Nonrobotic MIDCAB Robotic MIDCAB
Involves a 5-6 cm thoracotomy Involves a 3-4 cm thoracotomy or ports only—Cosmesis may be better
Rib spreading, especially during ITA harvest—Pain may be more Minimal; no rib spreading
LITA harvest: Distal segment may be more difficult to take down LITA harvest: Better visualization of the entire length of the LITA
View of the LAD: Adequate, if pericardium opened up to apex View of the LAD: Limited, if using robot-assisted MIDCAB
LITA-LAD anastomosis:
  • Most commonly performed at the level of the incision

  • No facilitatory gadgets required

LITA-LAD anastomosis:
  • Most commonly performed at the level of the incision if guided by the camera

  • Facilitated by U-clips or distal anastomotic connectors, technically challenging in TE-CABG when hand-sewn.
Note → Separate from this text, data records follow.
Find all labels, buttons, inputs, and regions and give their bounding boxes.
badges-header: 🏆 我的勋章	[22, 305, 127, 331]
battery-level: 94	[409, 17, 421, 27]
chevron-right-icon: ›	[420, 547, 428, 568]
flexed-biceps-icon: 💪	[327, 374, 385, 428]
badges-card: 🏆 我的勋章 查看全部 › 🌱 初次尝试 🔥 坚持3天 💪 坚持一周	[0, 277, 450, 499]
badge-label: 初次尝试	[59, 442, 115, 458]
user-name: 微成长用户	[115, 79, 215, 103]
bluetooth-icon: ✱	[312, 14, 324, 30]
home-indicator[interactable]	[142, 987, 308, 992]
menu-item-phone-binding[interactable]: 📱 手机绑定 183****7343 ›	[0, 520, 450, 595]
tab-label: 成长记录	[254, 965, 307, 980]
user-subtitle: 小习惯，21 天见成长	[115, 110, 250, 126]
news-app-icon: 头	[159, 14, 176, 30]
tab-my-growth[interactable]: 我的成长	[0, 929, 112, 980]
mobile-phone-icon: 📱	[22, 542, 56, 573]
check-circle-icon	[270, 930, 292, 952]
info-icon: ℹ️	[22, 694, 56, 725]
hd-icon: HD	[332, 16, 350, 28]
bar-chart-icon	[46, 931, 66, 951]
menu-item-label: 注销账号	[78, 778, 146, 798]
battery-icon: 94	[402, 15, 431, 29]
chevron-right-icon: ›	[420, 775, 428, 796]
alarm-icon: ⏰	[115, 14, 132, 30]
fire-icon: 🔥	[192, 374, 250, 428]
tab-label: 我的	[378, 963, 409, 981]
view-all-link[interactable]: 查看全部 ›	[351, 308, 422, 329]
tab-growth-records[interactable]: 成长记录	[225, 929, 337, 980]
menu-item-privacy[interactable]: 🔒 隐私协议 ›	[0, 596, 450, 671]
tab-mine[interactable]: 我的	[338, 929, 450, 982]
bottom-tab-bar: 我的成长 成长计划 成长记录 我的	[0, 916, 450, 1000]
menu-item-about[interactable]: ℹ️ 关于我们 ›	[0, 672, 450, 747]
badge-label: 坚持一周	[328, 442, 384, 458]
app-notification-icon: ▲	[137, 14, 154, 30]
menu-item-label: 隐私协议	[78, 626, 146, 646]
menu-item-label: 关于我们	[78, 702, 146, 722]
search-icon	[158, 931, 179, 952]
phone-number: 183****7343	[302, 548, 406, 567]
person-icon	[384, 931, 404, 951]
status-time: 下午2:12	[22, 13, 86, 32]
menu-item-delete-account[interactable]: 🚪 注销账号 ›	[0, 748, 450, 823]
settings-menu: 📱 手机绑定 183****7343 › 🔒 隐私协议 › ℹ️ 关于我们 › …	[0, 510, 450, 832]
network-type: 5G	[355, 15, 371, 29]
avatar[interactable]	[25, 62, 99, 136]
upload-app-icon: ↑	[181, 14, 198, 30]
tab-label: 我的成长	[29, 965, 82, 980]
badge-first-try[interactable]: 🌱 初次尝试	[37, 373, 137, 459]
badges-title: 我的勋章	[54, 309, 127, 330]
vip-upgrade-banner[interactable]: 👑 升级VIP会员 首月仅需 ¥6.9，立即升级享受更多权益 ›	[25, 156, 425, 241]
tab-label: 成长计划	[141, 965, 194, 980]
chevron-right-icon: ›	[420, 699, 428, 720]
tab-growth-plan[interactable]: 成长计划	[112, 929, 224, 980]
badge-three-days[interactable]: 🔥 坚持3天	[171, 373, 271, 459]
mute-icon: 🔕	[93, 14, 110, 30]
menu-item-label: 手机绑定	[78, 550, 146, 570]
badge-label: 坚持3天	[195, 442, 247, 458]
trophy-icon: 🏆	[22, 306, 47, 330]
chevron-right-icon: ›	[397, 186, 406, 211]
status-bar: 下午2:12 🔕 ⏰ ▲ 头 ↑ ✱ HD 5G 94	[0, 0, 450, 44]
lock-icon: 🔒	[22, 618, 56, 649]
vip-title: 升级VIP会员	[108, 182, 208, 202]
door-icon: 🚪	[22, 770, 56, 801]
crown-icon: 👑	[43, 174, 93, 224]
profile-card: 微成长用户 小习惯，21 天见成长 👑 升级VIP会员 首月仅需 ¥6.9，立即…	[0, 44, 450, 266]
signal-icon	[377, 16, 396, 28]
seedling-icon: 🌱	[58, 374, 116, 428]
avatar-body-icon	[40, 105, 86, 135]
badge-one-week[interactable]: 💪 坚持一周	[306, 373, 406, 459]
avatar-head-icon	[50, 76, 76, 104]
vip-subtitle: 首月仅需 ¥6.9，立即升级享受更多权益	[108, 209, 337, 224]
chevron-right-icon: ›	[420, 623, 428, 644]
Learning curve: Not as steep Learning curve: Steep
Costs: Similar to conventional surgery Costs: Higher due to disposables and initial cost of the robot itself
Additional aspects:
  • Very quick and efficient

  • Entirely dependent on the sewing skill of the surgeon

  • Can be discomforting for the surgeon

  • Difficult to teach due to restricted vision

Additional aspects:
  • Time consuming

  • Filtration of tremors

  • Comfortable for the surgeon

  • Better teaching capabilities due to visualization on a console

ITA, Internal thoracic artery; LITA, left internal thoracic artery; LAD, left anterior descending; TE-CABG, totally endoscopic coronary artery bypass grafting.